L'examen des comptes bancaires

Les investigations d'un inspecteur des impôts peuvent porter sur les comptes bancaires du défunt pour les douze mois qui précèdent le décès. Que cherche alors l'Administration ? Celle-ci est en droit de demander aux héritiers des éclaircissements ou des justifications au sujet des titres, valeurs et créances qui ne figurent pas dans la déclaration. C'est la fameuse présomption de l'article 752 du Code général des impôts, selon lequel sont présumées faire partie de la succession « les actions, obligations, parts de fondateurs ou bénéficiaires, parts sociales et toutes autres créances dont le défunt a eu la propriété ou a perçu les revenus, ou à raison desquelles il a effectué une opération quelconque moins d'un an avant son décès ». En d'autres termes, les sommes retirées des comptes bancaires au cours de l'année précédant le décès et dont on ne retrouve pas la justification sont présumées avoir été perçues par les héritiers. A défaut d'apporter la preuve contraire, elles font donc partie de la succession et sont soumises à imposition.
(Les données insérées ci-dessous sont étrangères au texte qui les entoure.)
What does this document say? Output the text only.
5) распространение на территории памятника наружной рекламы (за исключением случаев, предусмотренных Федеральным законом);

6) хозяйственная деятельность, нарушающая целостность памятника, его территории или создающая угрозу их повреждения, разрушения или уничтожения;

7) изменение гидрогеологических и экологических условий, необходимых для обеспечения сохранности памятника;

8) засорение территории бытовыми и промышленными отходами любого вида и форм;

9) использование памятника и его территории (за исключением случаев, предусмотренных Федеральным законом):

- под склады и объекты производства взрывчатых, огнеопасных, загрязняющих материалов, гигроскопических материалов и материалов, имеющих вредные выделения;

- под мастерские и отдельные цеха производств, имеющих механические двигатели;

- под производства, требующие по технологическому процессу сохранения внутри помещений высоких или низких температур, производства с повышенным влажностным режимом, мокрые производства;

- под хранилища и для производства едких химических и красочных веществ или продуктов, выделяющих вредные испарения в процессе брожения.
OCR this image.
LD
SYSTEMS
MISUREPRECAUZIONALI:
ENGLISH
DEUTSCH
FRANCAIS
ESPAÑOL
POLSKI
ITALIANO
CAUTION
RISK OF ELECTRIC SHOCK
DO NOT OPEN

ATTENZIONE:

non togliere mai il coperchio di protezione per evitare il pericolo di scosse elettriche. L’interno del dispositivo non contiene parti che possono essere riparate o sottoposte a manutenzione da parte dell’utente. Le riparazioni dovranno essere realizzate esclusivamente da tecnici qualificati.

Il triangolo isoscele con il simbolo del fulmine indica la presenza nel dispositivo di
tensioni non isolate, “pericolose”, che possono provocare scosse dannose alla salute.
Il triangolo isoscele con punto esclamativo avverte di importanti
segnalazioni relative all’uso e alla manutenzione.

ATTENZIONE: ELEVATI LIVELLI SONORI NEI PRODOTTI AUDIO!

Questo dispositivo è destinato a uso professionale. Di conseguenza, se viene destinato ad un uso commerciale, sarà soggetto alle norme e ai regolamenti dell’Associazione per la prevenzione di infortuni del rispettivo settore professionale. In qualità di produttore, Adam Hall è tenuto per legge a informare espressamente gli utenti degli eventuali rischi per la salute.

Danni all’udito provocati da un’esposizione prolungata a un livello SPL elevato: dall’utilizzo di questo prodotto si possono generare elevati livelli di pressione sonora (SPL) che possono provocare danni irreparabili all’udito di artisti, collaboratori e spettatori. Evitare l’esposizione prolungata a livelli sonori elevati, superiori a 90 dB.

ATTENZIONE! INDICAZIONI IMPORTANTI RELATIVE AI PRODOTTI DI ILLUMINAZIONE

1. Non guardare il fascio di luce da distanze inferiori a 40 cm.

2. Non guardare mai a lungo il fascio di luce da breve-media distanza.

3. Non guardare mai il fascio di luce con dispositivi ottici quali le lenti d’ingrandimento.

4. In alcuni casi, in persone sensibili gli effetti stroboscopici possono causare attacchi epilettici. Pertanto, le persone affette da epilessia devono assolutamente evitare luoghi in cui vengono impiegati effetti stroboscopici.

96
Exemple : des sommes sont retirées du compte bancaire du défunt quelques jours avant le décès. L'Administration considère que, compte tenu de son âge et de son train de vie habituel, le défunt n'a pas pu les consommer. Résultat, ces sommes sont ajoutées à l'actif transmis.

Lexique

Proposition de rectification
La « proposition de rectification » a remplacé la « notification de redressement » dans le vocabulaire fiscal, pour donner une image plus favorable. Mais les procédures de contrôle et les droits des contribuables restent identiques.

Fraction des primes
Seule la fraction des primes versées après le 70e anniversaire de l'assuré et excédant 30 500 euros est taxable aux droits de mutation par décès, mais tous les intérêts produits sont exonérés.

Attestation de créancier
Elle doit être établie par le créancier et doit mentionner la dette de façon précise. Il ne peut refuser de la présenter, sous peine de dommages-intérêts. Le créancier qui certifie l'existence d'une dette doit déclarer expressément connaître les peines prévues par l'article 1840 F du Code général des impôts en cas de fausse attestation, à savoir la solidarité pour le paiement des pénalités.